Nunca supo la bailarina que, mientras escuchaba a José Jacinto Milanés declamar: Que nunca oprime el suelo y nunca pisa: / que sólo vuela y que volando encanta, se convertiría en una de las más bellas leyendas del barrio de Simpson: La Niña que vuela. Nunca supo que aquellos, que por su color de piel debían quedar ocultos, por tablillas, de los “sin color”, la habían salvado de una tentativa de secuestro. ¿Solo un mito, una fábula? ¿Sería verdad que la magia de un bastón sagrado detuvo aquella pareja de caballos que aguardaba en la calle Ayuntamiento? Leyenda de Simpson: vox populi, vox Dei.

Ojalá que la vox populi sea valedera para salvar el Principal, ojalá se convierta en vox Dei, o la vox que sea necesaria, megáfono incluido.

Me voy a La Habana para dejar el asunto. Era 1830 y en lo que hoy identificamos como Prado y San José, dando frente al Jardín Botánico —léase Capitolio Nacional—, se construyó un moderno diorama.  Un diorama viene siendo como una maqueta, con imágenes enormes, que se podían mover, y que se combinaban con un juego de luces y sonidos, para poner al espectador en situación. Fue algo muy popular en su momento. El nuestro, creado por Juan Bautista Vermay, era una instalación de madera, con techo como pirámide, y una entrada que, más que un pórtico, era una especie de marquesina. Duró unos catorce años hasta que el deterioro condujo a la demolición y ésta, a otra construcción; pero, allá llegaré, al menos eso espero.

Le llegó el turno a Camagüey y lo que se conocería como Borrón de la calle San Ramón. Su nombre fue El Fénix, se construyó en 1831, duró unos 19 años y dio unas 500 funciones. Contaba Bachiller y Morales que a los siete años de levantado exhibía una enorme tronera en su techumbre, por donde se colaba una incivil mata de limón… Este Fénix no le hizo honor a su nombre: no renació. Pero, los principeños borrarían el Borrón, ya veremos.
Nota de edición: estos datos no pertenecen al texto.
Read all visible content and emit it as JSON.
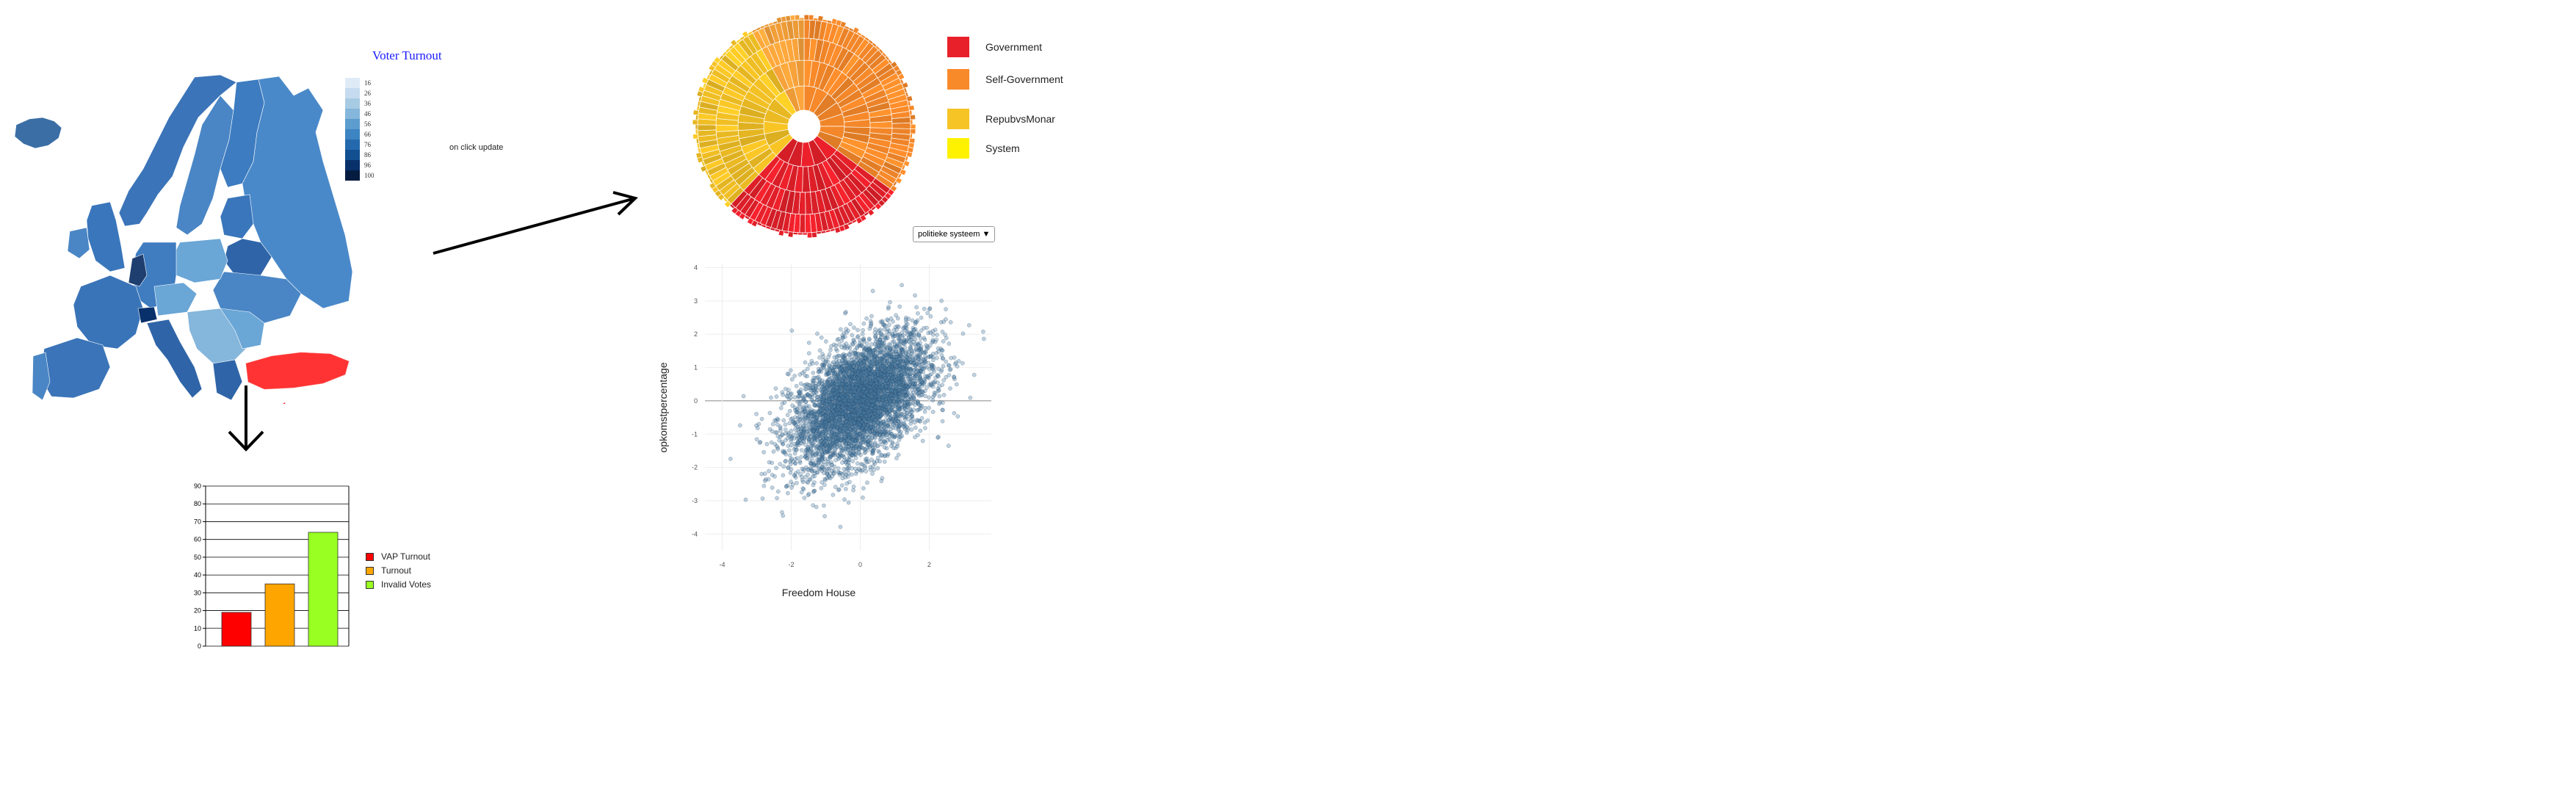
{
  "map": {
    "title": "Voter Turnout",
    "legend_ticks": [
      "16",
      "26",
      "36",
      "46",
      "56",
      "66",
      "76",
      "86",
      "96",
      "100"
    ],
    "legend_colors": [
      "#deebf7",
      "#c6dbef",
      "#a7cbe3",
      "#85b6db",
      "#5c9ccf",
      "#3d84c2",
      "#2469ad",
      "#114f90",
      "#08306b",
      "#041c40"
    ],
    "highlight_color": "#ff3333",
    "base_color": "#4a86c5"
  },
  "annotation": {
    "on_click": "on click update"
  },
  "sunburst": {
    "legend": [
      {
        "label": "Government",
        "color": "#e8202a"
      },
      {
        "label": "Self-Government",
        "color": "#f98a2a"
      },
      {
        "label": "RepubvsMonar",
        "color": "#f7c425"
      },
      {
        "label": "System",
        "color": "#fff200"
      }
    ]
  },
  "dropdown": {
    "value": "politieke systeem"
  },
  "bar_chart": {
    "type": "bar",
    "categories": [
      "VAP Turnout",
      "Turnout",
      "Invalid Votes"
    ],
    "values": [
      19,
      35,
      64
    ],
    "colors": [
      "#ff0000",
      "#ffa500",
      "#99ff22"
    ],
    "ylim": [
      0,
      90
    ],
    "yticks": [
      "0",
      "10",
      "20",
      "30",
      "40",
      "50",
      "60",
      "70",
      "80",
      "90"
    ]
  },
  "chart_data": {
    "type": "scatter",
    "xlabel": "Freedom House",
    "ylabel": "opkomstpercentage",
    "xticks": [
      "-4",
      "-2",
      "0",
      "2"
    ],
    "yticks": [
      "4",
      "3",
      "2",
      "1",
      "0",
      "-1",
      "-2",
      "-3",
      "-4"
    ],
    "xlim": [
      -4.5,
      3.8
    ],
    "ylim": [
      -4.5,
      4.1
    ],
    "distribution": "bivariate normal, mean (0,0), sd ≈ 1, positive correlation",
    "point_color": "#4b7fa6",
    "n_points_approx": 5000
  }
}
Tres cosas tiene La Habana / que causan admiración: / son el Morro, la Cabaña / y la araña del Tacón. Sí, señor: llegó el Gran Teatro de Tacón en 1838 de la mano del catalán Don Pancho Marty, emprendedor comerciante y destacado negrero, promotor del tráfico de yucatecos de conjunto con Don Juan Tenorio. Es decir, con don José Zorrilla. ¡Ah! Y con la anuencia y apoyo de Don Miguel Tacón, Capitán General.

Construido en un terreno inmediato al demolido Diorama, solo era comparable con el teatro Real de Madrid, contaba con ochenta ventanas y puertas por todos lados: tres por el frente, seis por San Rafael, tres por Consulado y dos por San José; tres órdenes de palcos, y dos graderías: tertulia y cazuela. Contaba además con dos palcos especiales para el Capitán General y para la Presidencia. Se cuenta que estos palcos eran superiores, en elegancia, que él de los mismísimos reyes.
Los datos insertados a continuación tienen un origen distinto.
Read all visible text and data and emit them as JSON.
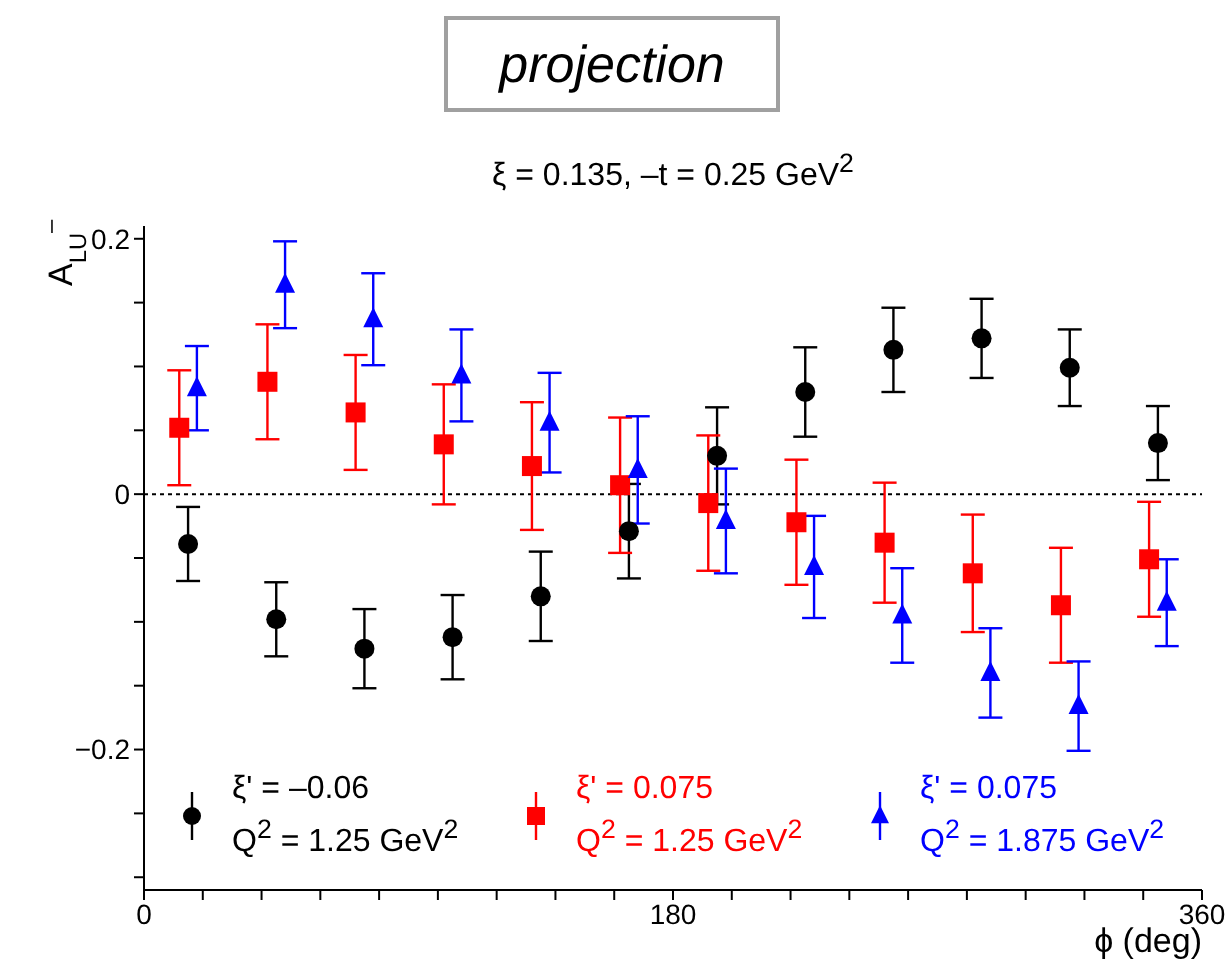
{
  "chart_data": {
    "type": "scatter",
    "title": "ξ = 0.135, –t = 0.25 GeV$^{2}$",
    "xlabel": "ϕ (deg)",
    "ylabel": "A$_{LU}$$^{–}$",
    "annotations": [
      "projection"
    ],
    "xlim": [
      0,
      360
    ],
    "xticks": [
      0,
      {
        "value": 20,
        "label": null
      },
      {
        "value": 40,
        "label": null
      },
      {
        "value": 60,
        "label": null
      },
      {
        "value": 80,
        "label": null
      },
      {
        "value": 100,
        "label": null
      },
      {
        "value": 120,
        "label": null
      },
      {
        "value": 140,
        "label": null
      },
      {
        "value": 160,
        "label": null
      },
      180,
      {
        "value": 200,
        "label": null
      },
      {
        "value": 220,
        "label": null
      },
      {
        "value": 240,
        "label": null
      },
      {
        "value": 260,
        "label": null
      },
      {
        "value": 280,
        "label": null
      },
      {
        "value": 300,
        "label": null
      },
      {
        "value": 320,
        "label": null
      },
      {
        "value": 340,
        "label": null
      },
      360
    ],
    "ylim": [
      -0.31,
      0.21
    ],
    "yticks": [
      {
        "value": -0.3,
        "label": null
      },
      {
        "value": -0.25,
        "label": null
      },
      {
        "value": -0.2,
        "label": "−0.2"
      },
      {
        "value": -0.15,
        "label": null
      },
      {
        "value": -0.1,
        "label": null
      },
      {
        "value": -0.05,
        "label": null
      },
      0,
      {
        "value": 0.05,
        "label": null
      },
      {
        "value": 0.1,
        "label": null
      },
      {
        "value": 0.15,
        "label": null
      },
      0.2
    ],
    "legend": "bottom",
    "ref_lines": [
      {
        "axis": "y",
        "value": 0,
        "color": "#000000",
        "line_style": "dotted"
      }
    ],
    "series": [
      {
        "name": "ξ' = –0.06\nQ$^{2}$ = 1.25 GeV$^{2}$",
        "color": "#000000",
        "marker": "circle",
        "x": [
          15,
          45,
          75,
          105,
          135,
          165,
          195,
          225,
          255,
          285,
          315,
          345
        ],
        "values": [
          -0.039,
          -0.098,
          -0.121,
          -0.112,
          -0.08,
          -0.029,
          0.03,
          0.08,
          0.113,
          0.122,
          0.099,
          0.04
        ],
        "errors": [
          0.029,
          0.029,
          0.031,
          0.033,
          0.035,
          0.037,
          0.038,
          0.035,
          0.033,
          0.031,
          0.03,
          0.029
        ]
      },
      {
        "name": "ξ' = 0.075\nQ$^{2}$ = 1.25 GeV$^{2}$",
        "color": "#ff0000",
        "marker": "square",
        "x": [
          12,
          42,
          72,
          102,
          132,
          162,
          192,
          222,
          252,
          282,
          312,
          342
        ],
        "values": [
          0.052,
          0.088,
          0.064,
          0.039,
          0.022,
          0.007,
          -0.007,
          -0.022,
          -0.038,
          -0.062,
          -0.087,
          -0.051
        ],
        "errors": [
          0.045,
          0.045,
          0.045,
          0.047,
          0.05,
          0.053,
          0.053,
          0.049,
          0.047,
          0.046,
          0.045,
          0.045
        ]
      },
      {
        "name": "ξ' = 0.075\nQ$^{2}$ = 1.875 GeV$^{2}$",
        "color": "#0000ff",
        "marker": "triangle",
        "x": [
          18,
          48,
          78,
          108,
          138,
          168,
          198,
          228,
          258,
          288,
          318,
          348
        ],
        "values": [
          0.083,
          0.164,
          0.137,
          0.093,
          0.056,
          0.019,
          -0.021,
          -0.057,
          -0.095,
          -0.14,
          -0.166,
          -0.085
        ],
        "errors": [
          0.033,
          0.034,
          0.036,
          0.036,
          0.039,
          0.042,
          0.041,
          0.04,
          0.037,
          0.035,
          0.035,
          0.034
        ]
      }
    ]
  }
}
Fueron famosas sus reformas; los frisos, con Cervantes, Shakespeare, Moliere; los telones de boca, uno de ellos de Armando Menocal. Y, sobre todo, la araña. Aquella luminaria monumental que se convirtiera en un mito, y que impidiera la visibilidad de más de quinientos espectadores en tertulia y cazuela; y que se mantuvo en su puesto mucho más que la monarquía. El primer mes del año 1900 vería caer uno de los símbolos del teatro cubano; el penúltimo vería nacer otro. Pero, allá llegaré, si usted resiste.

Antes de la inauguración oficial hubo una previa, como suele decirse: bailes de carnaval, en los que los más endiablados danzones agitaban el rebaño caliente de los dos sexos que habían sacudido, como estorbo, toda noción de pudor, según cuenta don Álvaro de la Iglesia, que le contaron a él.

Para la inauguración oficial se llevó a escena la comedia Don Juan de Austria o la vocación. Eso fue el 15 de abril de 1838, coincidiendo con la orden que se llevaba al Capitán General a dar taconazos a otra parte. Esas ironías del destino.

Dos años después, en Trinidad, se inauguró el Teatro Brunet, construido por el alarife trinitario Juan Cadalso, que lo mismo construía una capilla que un teatro. Allí se presentaron las mejores compañías dramáticas, de comedia, ópera, zarzuela y de variedades de su tiempo, capaces de satisfacer todos los gustos y aspiraciones culturales.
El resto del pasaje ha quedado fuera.